一方、プロダクトデザインの側面も持つ店頭ツールの場合、形状のイメージを製造部門に伝え、図面や展開データを設計してもらう必要があります。素材や色も、クリエイティブ部門と製造部門の双方で検討することになります。両部門のやりとりが非常に多く切り分けが難しいため、当社では店頭ツールの制作から製造までをディレクターが一元管理しています。
■Part 2. 店頭ツールの種類
店頭ツールにはさまざまな種類が存在します。「役割・機能」と「設置場所・形態」で分類すると、実際のツール展開をイメージしやすくなります。また、使用する素材や仕様・構造も決めやすくなります。
●「役割・機能」での分類
店頭ツールにはさまざまな種類が存在しますが、店頭販促における役割や機能で見ると、大きく6つに分類できます。
- ①告知POP…商品やキャンペーンに関する情報を伝達する。
- ②販売・陳列POP…商品を並べる什器の役割をしつつ、商品の訴求や世界観の表現を行う。
- ③演出POP…商品やブランドの世界観を演出する。あるいは商品を魅力的に装飾する。
- ④実証・体験体感POP…商品を実際に触ったり試したりできるようにする。
- ⑤アテンションPOP…陳列した商品のすぐそばで、購買の決め手となるポイントを強く簡潔に訴求する。
- ⑥大陳キットPOP…店舗の特設コーナーやエンドスペースなどで、一つの商品あるいは同一メーカーの商品群を大量に陳列する。
●「設置場所・形態」での分類
店頭ツールは「どこに設置されるか」も重要。店頭のスペースを有効活用するために、さまざまな形状が存在します。一般的には以下の6つに分類できます。
- ①シーリングPOP…天井や壁に吊り下げる。
- ②ハンガー・ウォールPOP…壁や窓、什器のサイドなどに吊り下げる。商品を陳列できるものもある。
- ③フロアPOP、フロア什器…特設コーナーやエンドスペースなどの床に直置きする。
- ④カウンターPOP…什器の最上段やカウンターに設置する。
- ⑤ショーカードPOP…陳列棚や他の店頭ツールに貼り付ける。
- ⑥店外サインPOP…店舗の入り口近くに設置する。
■Part 3. ツール展開の考え方
店頭ツールの展開方法にも、3つの基本的な考え方があります。これには、店頭ツールの種類と店内の設置位置・ゾーニングが深く関わります。
●考え方(1) 店内の「場所」に適したツールを選ぶ
売り場は「どの場所で何をどう売るか」がある程度決まっており、基本的には以下の2つに大別できます。
- ①定番売り場、定番棚…カテゴリーごとに商品が整然と並べられているスペース。設置できるツールは限られるため、小型で訴求力のあるものが中心。
- ②定番外売り場、アウト展開…定番以外の売り場。主に、以下の種類がある。
・店前/平台/特設コーナー…新商品プロモーションになどのために特設される売り場。大きなツールや、複数のツールを使用できる。
・エンド…売り場のカテゴリーの中でも、新商品や店舗イチオシ商品、季節商品などが置かれる売り場。強い訴求や演出がしやすいツールが適しているが、大きさの制約がある。
・レジ前…会計前の「ついで買い」を狙う商品を扱う売り場。コンパクトで邪魔にならないツールが適している。
●考え方(2) 消費者・購入者の意識や行動に合ったツールを選ぶ
売り場の種類によって、消費者・購買者の行動や意識は大きく異なります。
- ①定番売り場、定番棚…買いたいものが決まっているため、消費者は店頭ツールを見ることなく、売り場へ直行する。

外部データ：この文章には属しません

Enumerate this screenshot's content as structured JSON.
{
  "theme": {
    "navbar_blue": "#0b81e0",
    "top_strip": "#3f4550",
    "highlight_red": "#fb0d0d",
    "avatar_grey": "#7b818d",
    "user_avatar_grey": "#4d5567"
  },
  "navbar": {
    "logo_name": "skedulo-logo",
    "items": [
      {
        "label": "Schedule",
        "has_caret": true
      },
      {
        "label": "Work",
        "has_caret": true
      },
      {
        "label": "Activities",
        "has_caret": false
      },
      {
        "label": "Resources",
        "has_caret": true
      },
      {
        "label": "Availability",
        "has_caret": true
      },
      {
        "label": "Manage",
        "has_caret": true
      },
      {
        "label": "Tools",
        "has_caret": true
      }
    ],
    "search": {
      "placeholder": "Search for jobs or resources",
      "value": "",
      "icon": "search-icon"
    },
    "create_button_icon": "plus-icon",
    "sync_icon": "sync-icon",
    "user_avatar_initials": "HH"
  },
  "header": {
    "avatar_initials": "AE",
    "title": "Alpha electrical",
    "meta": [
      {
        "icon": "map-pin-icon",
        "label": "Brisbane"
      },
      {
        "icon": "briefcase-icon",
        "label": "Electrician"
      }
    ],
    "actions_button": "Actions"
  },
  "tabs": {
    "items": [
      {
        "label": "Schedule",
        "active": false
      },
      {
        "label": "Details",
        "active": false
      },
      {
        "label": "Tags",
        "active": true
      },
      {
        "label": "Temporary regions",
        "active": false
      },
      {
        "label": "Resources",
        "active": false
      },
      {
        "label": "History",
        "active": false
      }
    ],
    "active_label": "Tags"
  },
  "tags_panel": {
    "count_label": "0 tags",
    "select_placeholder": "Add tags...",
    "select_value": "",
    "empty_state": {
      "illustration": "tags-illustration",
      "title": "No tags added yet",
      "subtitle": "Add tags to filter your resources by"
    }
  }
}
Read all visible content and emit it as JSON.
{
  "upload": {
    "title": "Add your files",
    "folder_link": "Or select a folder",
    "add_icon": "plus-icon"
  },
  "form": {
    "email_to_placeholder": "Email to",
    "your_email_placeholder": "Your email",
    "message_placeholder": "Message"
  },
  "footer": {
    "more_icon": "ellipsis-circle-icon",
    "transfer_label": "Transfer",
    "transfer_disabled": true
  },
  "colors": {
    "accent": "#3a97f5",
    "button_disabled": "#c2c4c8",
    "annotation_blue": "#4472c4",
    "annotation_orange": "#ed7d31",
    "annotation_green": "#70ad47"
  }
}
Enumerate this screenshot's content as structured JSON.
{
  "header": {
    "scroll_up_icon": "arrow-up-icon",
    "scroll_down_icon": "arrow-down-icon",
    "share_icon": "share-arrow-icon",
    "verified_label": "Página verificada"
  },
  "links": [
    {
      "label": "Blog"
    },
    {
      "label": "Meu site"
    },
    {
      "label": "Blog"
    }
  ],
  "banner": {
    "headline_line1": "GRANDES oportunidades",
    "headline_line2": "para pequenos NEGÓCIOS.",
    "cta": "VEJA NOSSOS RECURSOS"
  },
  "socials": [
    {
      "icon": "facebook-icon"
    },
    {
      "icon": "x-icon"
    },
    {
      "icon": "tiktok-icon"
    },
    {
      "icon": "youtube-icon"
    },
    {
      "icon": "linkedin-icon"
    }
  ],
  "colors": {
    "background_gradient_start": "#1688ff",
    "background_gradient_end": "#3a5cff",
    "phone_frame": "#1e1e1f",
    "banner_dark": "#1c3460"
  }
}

- ②定番外売り場、アウト展開…何を買うか決めていない人や、たまたま通りかかった人などが目にする。したがって、店頭ツールを活用して商品やブランドの存在を気付かせる必要がある。
●考え方(3) 「消費者の意識・行動」×「場所」で最適なツールを
図のように、消費者の意識・行動を基本としつつ売り場の特性を考慮した店頭ツールを計画すれば、高い効果を期待できます。
また、役割と位置が決まれば、訴求内容や演出・デザインを考案しやすくなります。
共同印刷株式会社
コミュニケーションデザインセンター SPメディア部 店頭メディア第二課
福澤 真治
1996年日本写真印刷株式会社(現NISSHA株式会社)に入社。商業印刷部門の営業として大手化粧品会社の店頭販促物を担当。その経験を生かして2009年に店頭販促の制作ディレクターとして企画制作部門へ異動する。2019年NISSHAグループから共同印刷への事業譲渡により、共同印刷グループへ移籍。現在も化粧品や医薬品、文具などの店頭販促のクリエイティブディレクションを行っている。
日本プロモーショナル・マーケティング協会ショー委員会委員。プロモーショナル・マーケター。